Mehmet Şimşek'in Hazine ve Maliye Bakanı olarak yeniden ekonominin başına geçmesi, hükümetin ekonomide şimdiye dek izlediği politikalarda kademeli olarak değişiklik yapması beklentisine yol açmıştı.
Başkanlığına Şimşek’e yakınlığıyla bilinen Hafize Gaye Erkan’ın atandığı Merkez Bankası, ilk Para Politikaları Kurulu (PPK) toplantısında piyasa beklentilerinin altında kalmasına rağmen faizi 6.5 puan artışla yüzde 15’e yükseltmişti.
Söz konusu karar sonrası dolar ilk kez 25 TL eşiğini aşıp 25,73 seviyesine ulaşmıştı. Euro da 27,99 TL'yi görerek bir rekora daha imza atmıştı.
AKP’ye yakınlığıyla bilinen TV100 yazarı Hacı Yakışıklı, bugün 'üst düzey yetkililerden aldığı bilgileri ve son durumu' okurlarına aktardı:
- Faiz 25-26 puanda, dolar kuru 27-28 TL bandında olursa bu durum piyasa normaline 'kısa vadede' erişildiğini gösterir. Bu rakamlar 'normalleşmenin ilk adımı' olarak öngörülüyor.

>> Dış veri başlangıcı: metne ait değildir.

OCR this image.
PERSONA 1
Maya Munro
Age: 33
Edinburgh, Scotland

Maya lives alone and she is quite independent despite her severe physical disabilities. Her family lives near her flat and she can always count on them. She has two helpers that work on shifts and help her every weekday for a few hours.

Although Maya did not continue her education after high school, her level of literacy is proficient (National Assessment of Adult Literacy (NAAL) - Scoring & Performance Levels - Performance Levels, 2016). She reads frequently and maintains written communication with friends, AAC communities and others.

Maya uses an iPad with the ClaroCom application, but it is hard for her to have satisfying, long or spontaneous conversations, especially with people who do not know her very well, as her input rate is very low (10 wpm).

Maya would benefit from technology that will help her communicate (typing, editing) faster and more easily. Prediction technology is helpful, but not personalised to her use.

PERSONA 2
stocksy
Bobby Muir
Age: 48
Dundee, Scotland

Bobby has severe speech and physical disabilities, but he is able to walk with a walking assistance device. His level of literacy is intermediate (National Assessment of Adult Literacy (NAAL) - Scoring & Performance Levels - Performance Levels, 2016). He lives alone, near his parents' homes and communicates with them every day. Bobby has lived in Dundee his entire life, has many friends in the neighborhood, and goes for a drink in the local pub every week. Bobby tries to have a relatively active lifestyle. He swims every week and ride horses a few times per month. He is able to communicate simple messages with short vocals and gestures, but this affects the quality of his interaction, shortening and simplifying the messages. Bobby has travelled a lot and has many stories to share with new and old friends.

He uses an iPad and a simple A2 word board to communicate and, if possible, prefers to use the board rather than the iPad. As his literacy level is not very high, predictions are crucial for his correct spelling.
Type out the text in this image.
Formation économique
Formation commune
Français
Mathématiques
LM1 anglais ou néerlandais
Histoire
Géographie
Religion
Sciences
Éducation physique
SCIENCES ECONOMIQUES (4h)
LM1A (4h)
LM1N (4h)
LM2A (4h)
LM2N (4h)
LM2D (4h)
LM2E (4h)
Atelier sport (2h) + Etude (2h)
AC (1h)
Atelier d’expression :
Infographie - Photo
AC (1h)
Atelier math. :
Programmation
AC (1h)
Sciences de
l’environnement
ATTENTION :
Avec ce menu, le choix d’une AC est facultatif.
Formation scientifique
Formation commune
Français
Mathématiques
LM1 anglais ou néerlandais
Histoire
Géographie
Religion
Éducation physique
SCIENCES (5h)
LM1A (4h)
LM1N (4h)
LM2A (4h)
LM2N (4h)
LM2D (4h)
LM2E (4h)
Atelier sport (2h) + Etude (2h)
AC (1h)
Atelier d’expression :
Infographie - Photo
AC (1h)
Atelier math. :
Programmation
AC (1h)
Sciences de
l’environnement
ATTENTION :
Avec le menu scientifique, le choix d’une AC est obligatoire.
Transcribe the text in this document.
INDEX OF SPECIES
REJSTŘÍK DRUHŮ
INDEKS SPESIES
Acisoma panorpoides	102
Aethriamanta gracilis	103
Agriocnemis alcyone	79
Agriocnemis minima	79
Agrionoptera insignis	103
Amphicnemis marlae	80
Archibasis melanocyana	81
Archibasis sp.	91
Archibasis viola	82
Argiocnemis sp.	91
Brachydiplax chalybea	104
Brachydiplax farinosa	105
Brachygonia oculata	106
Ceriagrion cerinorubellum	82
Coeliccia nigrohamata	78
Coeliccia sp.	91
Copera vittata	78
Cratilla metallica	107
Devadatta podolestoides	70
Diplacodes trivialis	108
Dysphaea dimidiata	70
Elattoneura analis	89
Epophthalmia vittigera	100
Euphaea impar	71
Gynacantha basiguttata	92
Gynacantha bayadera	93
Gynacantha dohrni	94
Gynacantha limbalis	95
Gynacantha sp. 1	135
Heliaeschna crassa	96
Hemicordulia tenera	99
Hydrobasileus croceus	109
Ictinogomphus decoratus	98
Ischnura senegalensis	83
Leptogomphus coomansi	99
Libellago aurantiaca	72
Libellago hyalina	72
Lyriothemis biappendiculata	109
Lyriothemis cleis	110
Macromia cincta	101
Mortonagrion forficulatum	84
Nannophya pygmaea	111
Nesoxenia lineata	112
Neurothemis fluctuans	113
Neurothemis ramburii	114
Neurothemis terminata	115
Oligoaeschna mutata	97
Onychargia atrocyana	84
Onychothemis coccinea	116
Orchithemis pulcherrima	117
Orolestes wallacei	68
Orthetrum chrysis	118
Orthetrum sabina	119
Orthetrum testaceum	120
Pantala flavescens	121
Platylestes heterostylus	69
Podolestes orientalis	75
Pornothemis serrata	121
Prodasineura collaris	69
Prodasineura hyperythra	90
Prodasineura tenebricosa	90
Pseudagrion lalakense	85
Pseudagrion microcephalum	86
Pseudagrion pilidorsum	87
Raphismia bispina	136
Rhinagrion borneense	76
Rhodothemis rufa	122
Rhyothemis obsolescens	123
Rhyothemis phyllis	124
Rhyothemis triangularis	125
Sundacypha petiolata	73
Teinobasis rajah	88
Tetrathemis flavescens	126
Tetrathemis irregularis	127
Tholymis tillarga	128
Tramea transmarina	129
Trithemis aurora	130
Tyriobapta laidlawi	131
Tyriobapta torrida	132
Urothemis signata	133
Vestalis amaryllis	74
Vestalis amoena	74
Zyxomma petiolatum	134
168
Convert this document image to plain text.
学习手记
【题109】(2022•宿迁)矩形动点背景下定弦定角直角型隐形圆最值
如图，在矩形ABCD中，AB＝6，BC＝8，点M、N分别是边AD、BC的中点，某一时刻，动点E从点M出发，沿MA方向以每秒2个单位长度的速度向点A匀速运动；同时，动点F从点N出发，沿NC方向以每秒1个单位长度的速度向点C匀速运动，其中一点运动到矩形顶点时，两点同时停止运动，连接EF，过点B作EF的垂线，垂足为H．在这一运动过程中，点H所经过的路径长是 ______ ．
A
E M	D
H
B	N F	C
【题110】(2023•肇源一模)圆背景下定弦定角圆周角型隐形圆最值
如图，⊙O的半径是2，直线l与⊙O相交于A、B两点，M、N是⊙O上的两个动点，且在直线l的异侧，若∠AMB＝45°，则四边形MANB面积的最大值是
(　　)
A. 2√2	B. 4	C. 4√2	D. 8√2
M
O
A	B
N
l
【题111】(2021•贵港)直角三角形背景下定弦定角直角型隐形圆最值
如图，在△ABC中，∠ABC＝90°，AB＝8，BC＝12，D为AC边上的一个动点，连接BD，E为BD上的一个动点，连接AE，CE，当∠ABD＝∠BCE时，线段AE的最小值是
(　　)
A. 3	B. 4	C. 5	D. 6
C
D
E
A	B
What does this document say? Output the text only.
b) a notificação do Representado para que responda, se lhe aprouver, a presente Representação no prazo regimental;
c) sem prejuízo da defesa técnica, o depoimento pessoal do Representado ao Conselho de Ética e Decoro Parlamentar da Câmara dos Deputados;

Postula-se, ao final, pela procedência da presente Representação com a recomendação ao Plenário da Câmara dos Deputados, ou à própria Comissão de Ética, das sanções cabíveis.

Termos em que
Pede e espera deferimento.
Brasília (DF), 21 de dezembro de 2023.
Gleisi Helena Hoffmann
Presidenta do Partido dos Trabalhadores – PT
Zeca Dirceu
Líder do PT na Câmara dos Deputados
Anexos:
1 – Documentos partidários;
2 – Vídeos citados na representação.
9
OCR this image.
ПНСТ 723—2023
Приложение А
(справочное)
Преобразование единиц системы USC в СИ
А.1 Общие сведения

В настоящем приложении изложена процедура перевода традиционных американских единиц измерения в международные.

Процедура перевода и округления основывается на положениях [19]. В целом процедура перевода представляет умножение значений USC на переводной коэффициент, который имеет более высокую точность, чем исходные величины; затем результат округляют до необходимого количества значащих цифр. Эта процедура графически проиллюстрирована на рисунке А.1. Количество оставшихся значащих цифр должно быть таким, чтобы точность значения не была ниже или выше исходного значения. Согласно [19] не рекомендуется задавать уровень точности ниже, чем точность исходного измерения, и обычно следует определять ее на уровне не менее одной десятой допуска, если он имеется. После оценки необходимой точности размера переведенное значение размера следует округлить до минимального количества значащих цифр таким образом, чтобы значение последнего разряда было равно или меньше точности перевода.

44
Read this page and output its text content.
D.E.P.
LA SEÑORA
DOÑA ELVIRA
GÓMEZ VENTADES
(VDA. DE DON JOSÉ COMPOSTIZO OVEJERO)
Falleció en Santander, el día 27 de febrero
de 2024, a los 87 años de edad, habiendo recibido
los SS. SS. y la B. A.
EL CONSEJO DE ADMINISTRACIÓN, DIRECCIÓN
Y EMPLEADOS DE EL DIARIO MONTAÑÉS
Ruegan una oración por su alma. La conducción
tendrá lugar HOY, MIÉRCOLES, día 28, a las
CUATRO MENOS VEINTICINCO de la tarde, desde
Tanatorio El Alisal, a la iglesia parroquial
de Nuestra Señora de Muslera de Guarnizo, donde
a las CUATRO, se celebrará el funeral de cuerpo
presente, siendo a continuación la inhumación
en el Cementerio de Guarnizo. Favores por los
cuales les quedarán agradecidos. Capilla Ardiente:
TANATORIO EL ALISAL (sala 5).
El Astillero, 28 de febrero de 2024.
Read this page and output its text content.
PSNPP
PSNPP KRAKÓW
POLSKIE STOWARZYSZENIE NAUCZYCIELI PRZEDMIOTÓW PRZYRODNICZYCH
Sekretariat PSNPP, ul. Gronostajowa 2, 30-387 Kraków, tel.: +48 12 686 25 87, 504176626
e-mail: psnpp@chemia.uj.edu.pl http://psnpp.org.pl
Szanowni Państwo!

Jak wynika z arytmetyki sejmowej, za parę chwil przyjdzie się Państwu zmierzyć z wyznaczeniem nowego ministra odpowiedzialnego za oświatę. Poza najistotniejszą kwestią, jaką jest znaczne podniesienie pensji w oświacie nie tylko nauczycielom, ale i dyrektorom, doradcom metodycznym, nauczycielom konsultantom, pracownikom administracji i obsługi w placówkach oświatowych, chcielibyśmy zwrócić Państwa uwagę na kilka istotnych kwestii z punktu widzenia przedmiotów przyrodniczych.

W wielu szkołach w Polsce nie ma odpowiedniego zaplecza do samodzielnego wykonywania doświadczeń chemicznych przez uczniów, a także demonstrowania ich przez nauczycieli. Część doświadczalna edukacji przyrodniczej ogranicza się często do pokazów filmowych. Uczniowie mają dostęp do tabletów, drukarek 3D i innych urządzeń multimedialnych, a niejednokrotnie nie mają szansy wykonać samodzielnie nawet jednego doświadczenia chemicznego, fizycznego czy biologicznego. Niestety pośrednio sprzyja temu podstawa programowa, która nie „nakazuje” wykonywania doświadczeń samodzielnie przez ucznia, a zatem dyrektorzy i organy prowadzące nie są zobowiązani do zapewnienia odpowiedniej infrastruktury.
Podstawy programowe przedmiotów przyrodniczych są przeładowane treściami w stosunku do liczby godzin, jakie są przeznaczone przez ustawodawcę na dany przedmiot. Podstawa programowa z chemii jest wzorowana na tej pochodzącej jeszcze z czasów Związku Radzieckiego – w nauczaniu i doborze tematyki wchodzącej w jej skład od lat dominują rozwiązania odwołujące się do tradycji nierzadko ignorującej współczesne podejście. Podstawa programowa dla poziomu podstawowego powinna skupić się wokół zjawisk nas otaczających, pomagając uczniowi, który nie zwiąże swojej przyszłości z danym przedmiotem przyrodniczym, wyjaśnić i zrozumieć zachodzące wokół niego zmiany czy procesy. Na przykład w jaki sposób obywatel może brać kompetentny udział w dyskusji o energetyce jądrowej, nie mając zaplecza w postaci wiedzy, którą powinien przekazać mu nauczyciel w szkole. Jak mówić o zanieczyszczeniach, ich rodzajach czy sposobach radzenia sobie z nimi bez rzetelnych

- Temmuz ayında yine faiz artırımı bekleniyor.
- Faizin artması piyasaları olumsuz etkilemiyor, çünkü zaten 'gerçek faiz' oranı 800 baz puanda hiç olmadı. 2500 baz puanda kadar, yani 25’e kadar faizin çıkması piyasada kırılmaya ve yatırımların durmasına sebep olmaz.
- Faiz ve kur dengesi için enflasyon oranında kur artışı hedefleniyor. Bu çizgi yakalanırsa rasyonel zeminde fiyat politikası belirlenmiş olacak.
- Faiz oranında kırmızı çizgi 35-40 puanda! Bu seviyeye gelirse durgunluk oluşur, yatırım iştahı azalır, işsizlik tetiklenir, istihdam azalır.
- Şu anda 15 puan olan faize ileriki dönemde 10 puanlık bir artış daha eklenebilir.
- Döviz bir anda 30 TL'yi geçerse yapılan düzenlemelerde 'başa dönülmüş' olunur, yani vakit kaybedilmiş olunur. Ancak buradan da tekrar dönüş/normalleşme mümkün.
- Dolar kurunun 30 TL'yi geçmesi beklenmiyor.
- Faiz yükseltilmesinin ana sebebi 'marketlerdeki fahiş fiyat artışlarının' durması ki bu tüm vatandaşları ilgilendiriyor. Daha kapsamlı amaç 'bozulan para dengesinin' yeniden sağlanması.